Нона снова что-то сказала.
– Она говорит, ты должен закрыть глаза. Бабушка хочет осмотреть мою ногу.
Уильям подчинился. Он откинулся на подушки и закрыл глаза. Мужчина слышал бормотание, слышал, как Тамсин охнула и как Нона отругала ее, а потом наступила тишина. Подумав, что женщины закончили, он открыл глаза.
Тамсин стояла спиной к нему. Ее юбка была высоко задрана с одного бока, обнажая левую ногу, чуть согнутую в колене. Огромный багровый синяк растекался по ее бедру. Нона мазала его той же мазью, что и рану Уильяма, только делала это с гораздо большей осторожностью.
Уильям быстро опустил веки. Эта длинная точеная ножка с ярким пятном синяка, расползшегося по мягким, плавным изгибам, так и стояла перед его глазами.
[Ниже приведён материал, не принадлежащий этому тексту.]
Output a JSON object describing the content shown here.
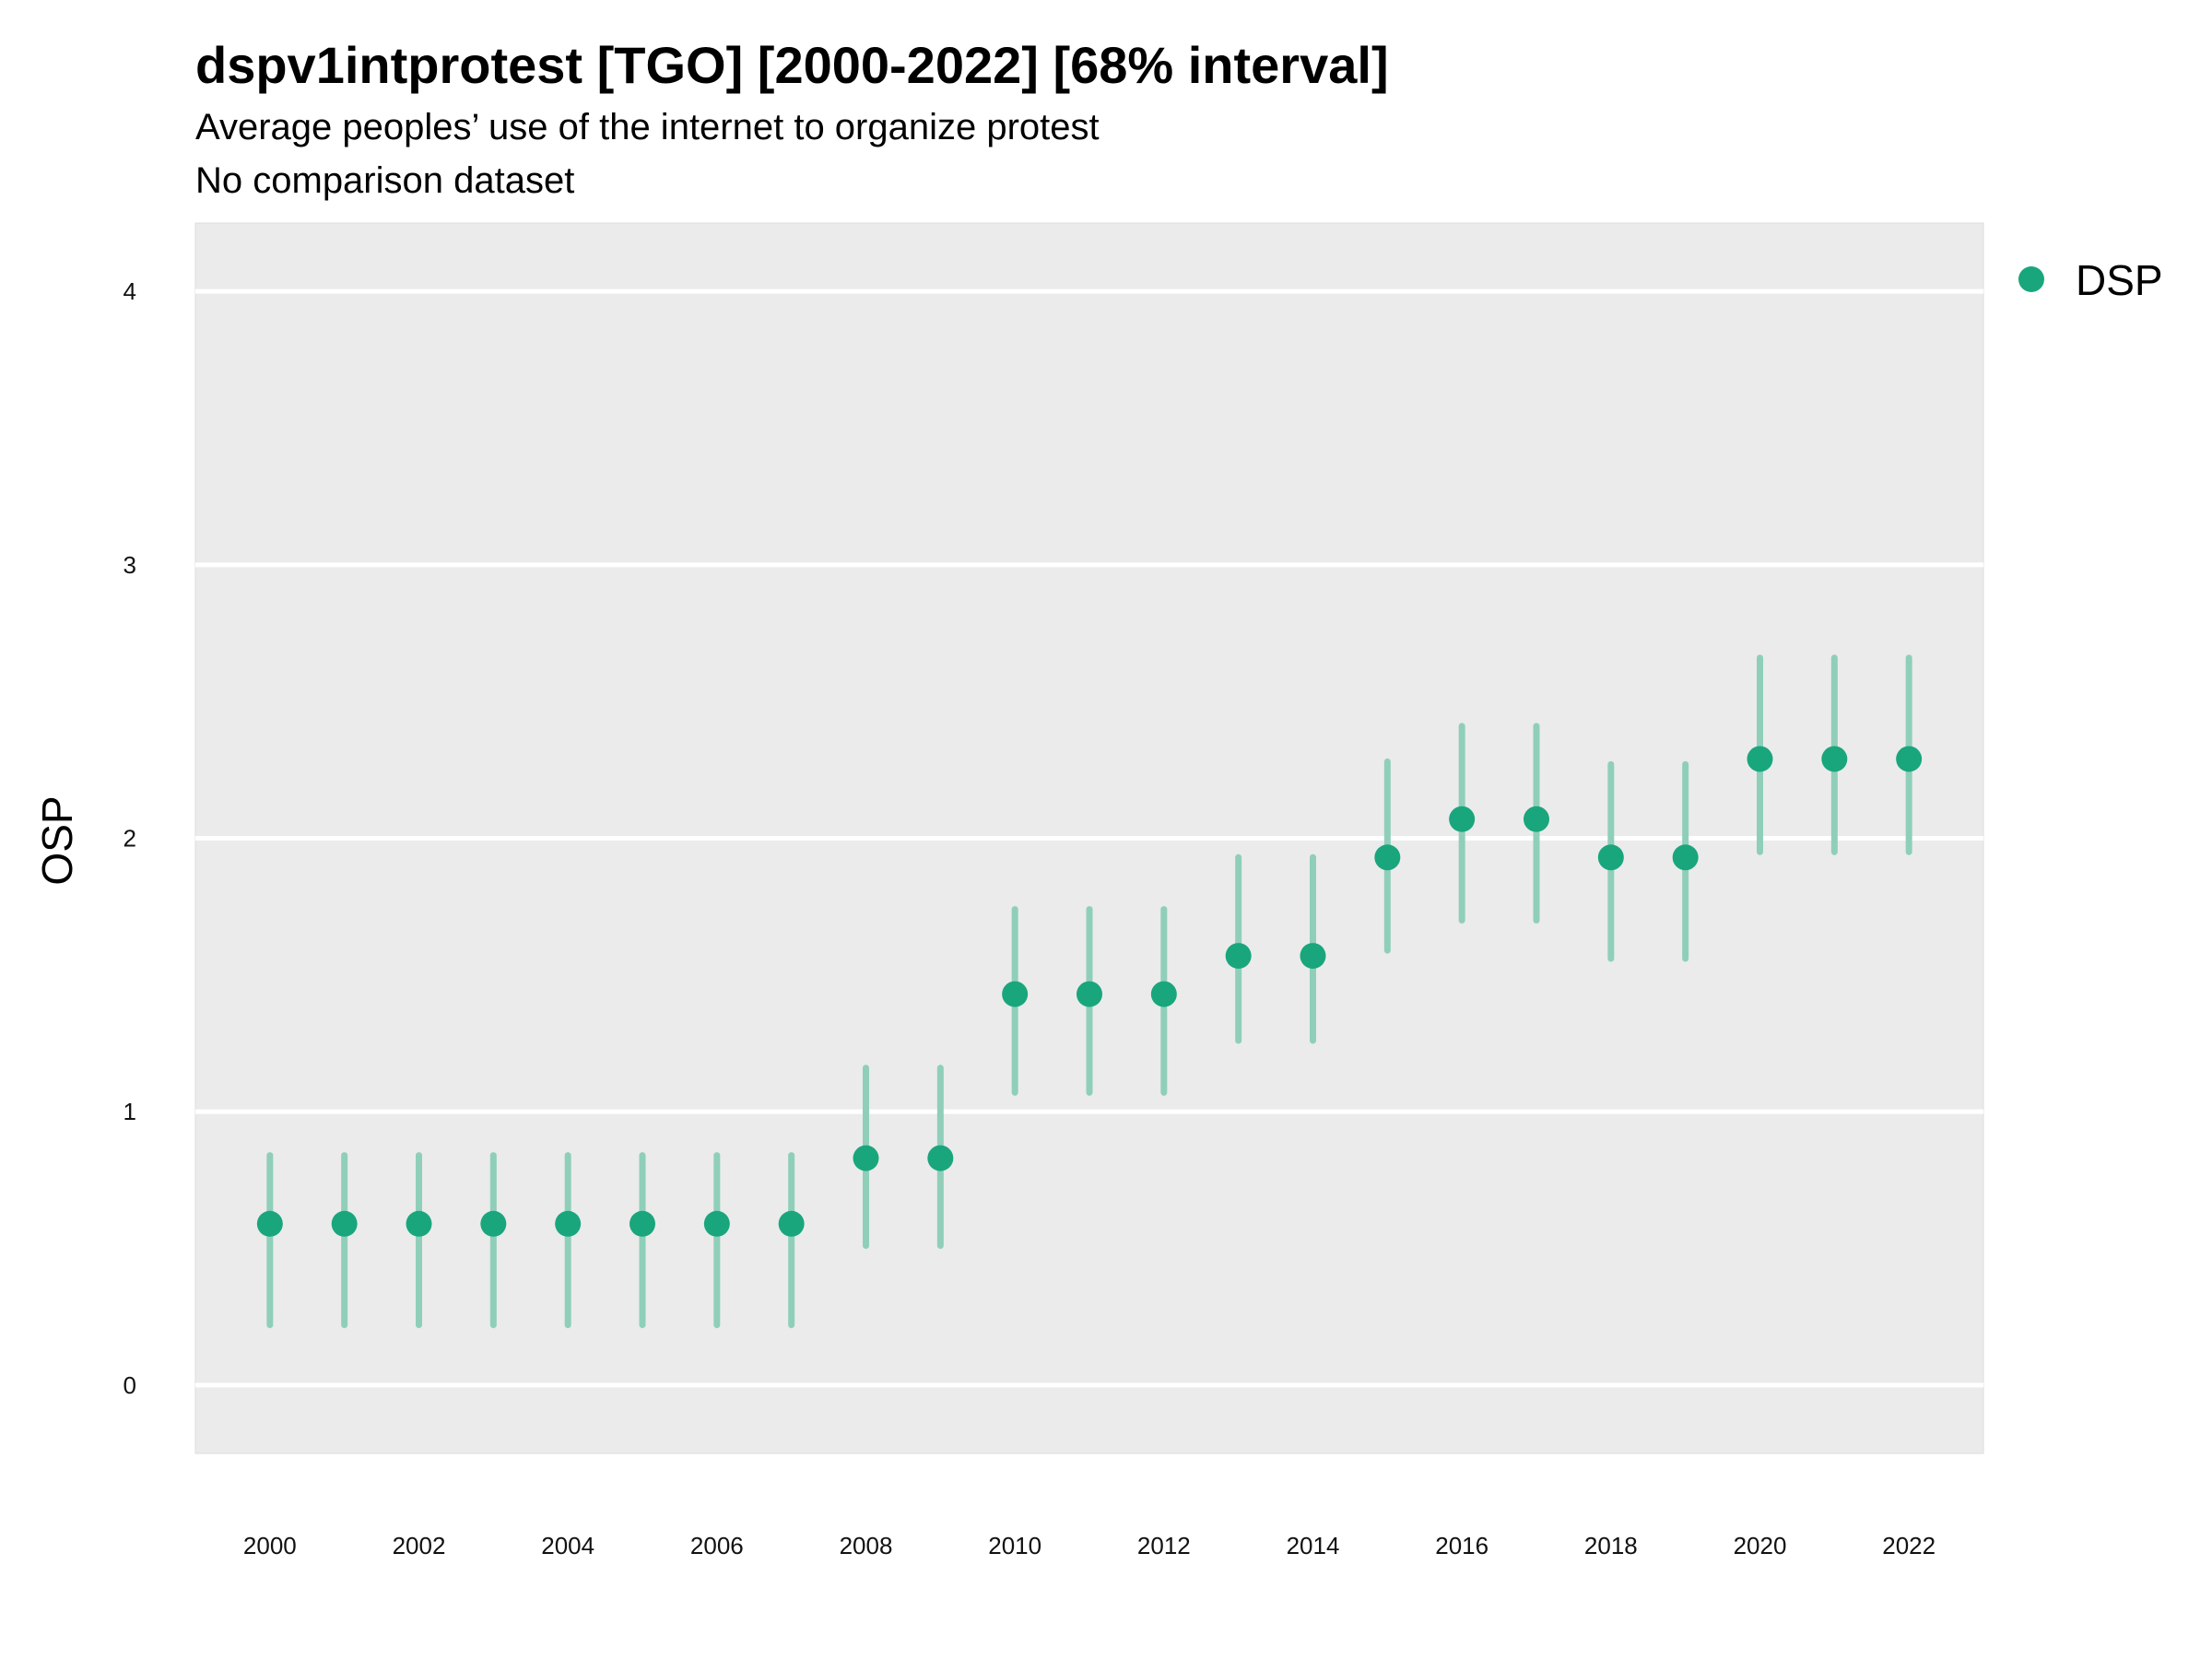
{
  "title": "dspv1intprotest [TGO] [2000-2022] [68% interval]",
  "subtitle": "Average peoples’ use of the internet to organize protest",
  "caption": "No comparison dataset",
  "chart_data": {
    "type": "scatter",
    "title": "dspv1intprotest [TGO] [2000-2022] [68% interval]",
    "xlabel": "",
    "ylabel": "OSP",
    "xlim": [
      1999,
      2023
    ],
    "ylim": [
      -0.25,
      4.25
    ],
    "x_ticks": [
      2000,
      2002,
      2004,
      2006,
      2008,
      2010,
      2012,
      2014,
      2016,
      2018,
      2020,
      2022
    ],
    "y_ticks": [
      0,
      1,
      2,
      3,
      4
    ],
    "grid": true,
    "legend_position": "top-right",
    "series": [
      {
        "name": "DSP",
        "color": "#1aa67c",
        "interval_color": "#8fcfba",
        "x": [
          2000,
          2001,
          2002,
          2003,
          2004,
          2005,
          2006,
          2007,
          2008,
          2009,
          2010,
          2011,
          2012,
          2013,
          2014,
          2015,
          2016,
          2017,
          2018,
          2019,
          2020,
          2021,
          2022
        ],
        "y": [
          0.59,
          0.59,
          0.59,
          0.59,
          0.59,
          0.59,
          0.59,
          0.59,
          0.83,
          0.83,
          1.43,
          1.43,
          1.43,
          1.57,
          1.57,
          1.93,
          2.07,
          2.07,
          1.93,
          1.93,
          2.29,
          2.29,
          2.29
        ],
        "lower": [
          0.22,
          0.22,
          0.22,
          0.22,
          0.22,
          0.22,
          0.22,
          0.22,
          0.51,
          0.51,
          1.07,
          1.07,
          1.07,
          1.26,
          1.26,
          1.59,
          1.7,
          1.7,
          1.56,
          1.56,
          1.95,
          1.95,
          1.95
        ],
        "upper": [
          0.84,
          0.84,
          0.84,
          0.84,
          0.84,
          0.84,
          0.84,
          0.84,
          1.16,
          1.16,
          1.74,
          1.74,
          1.74,
          1.93,
          1.93,
          2.28,
          2.41,
          2.41,
          2.27,
          2.27,
          2.66,
          2.66,
          2.66
        ]
      }
    ]
  }
}
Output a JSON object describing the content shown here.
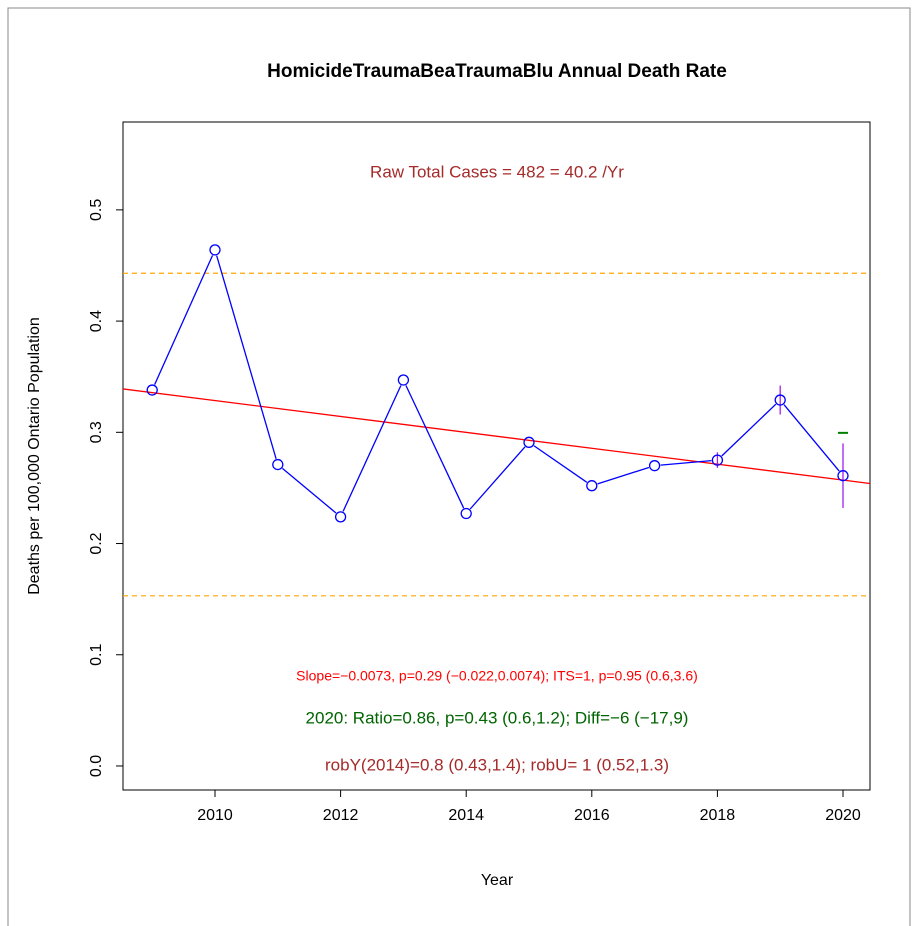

Кровь забурлила у него в жилах, заставив плоть ощутить прилив страсти. Вдруг до его ушей донеслось тревожное жужжание множества голосов. Уильям открыл глаза. Тамсин уже опустила юбку и стояла, повернувшись к дверному проему. Он сел, заслышав дробный стук лошадиных копыт. Нона и внучка выглянули наружу, приглушенно переговариваясь друг с другом.
– Айа! – воскликнула вдруг Нона и, всплеснув руками, начала что-то быстро-быстро говорить Тамсин. В следующее мгновение она наклонилась и достала из большой корзины сверток одежды.
– Что это? – спросил Уильям.
Тамсин повернулась к нему.
– Артур Масгрейв! – прошипела она. – Он и трое других мужчин только что прискакали в лагерь.
Он схватил свою рубашку и поспешно направился к девушке.
– Дай мой дублет!
«К черту отдых!» – подумал Уильям. Ему нужно добраться до своей лошади и своего оружия, которое было приторочено к седлу. Если Артур Масгрейв увидит его здесь, могут начаться неприятности. Но Уильям мог увести всадников из лагеря. Цыгане помогли ему, когда он нуждался в помощи, и теперь он не хотел, чтобы из-за него начались проблемы. Сейчас он отвлечет внимание Масгрейва от цыган, а позже вернется за Тамсин.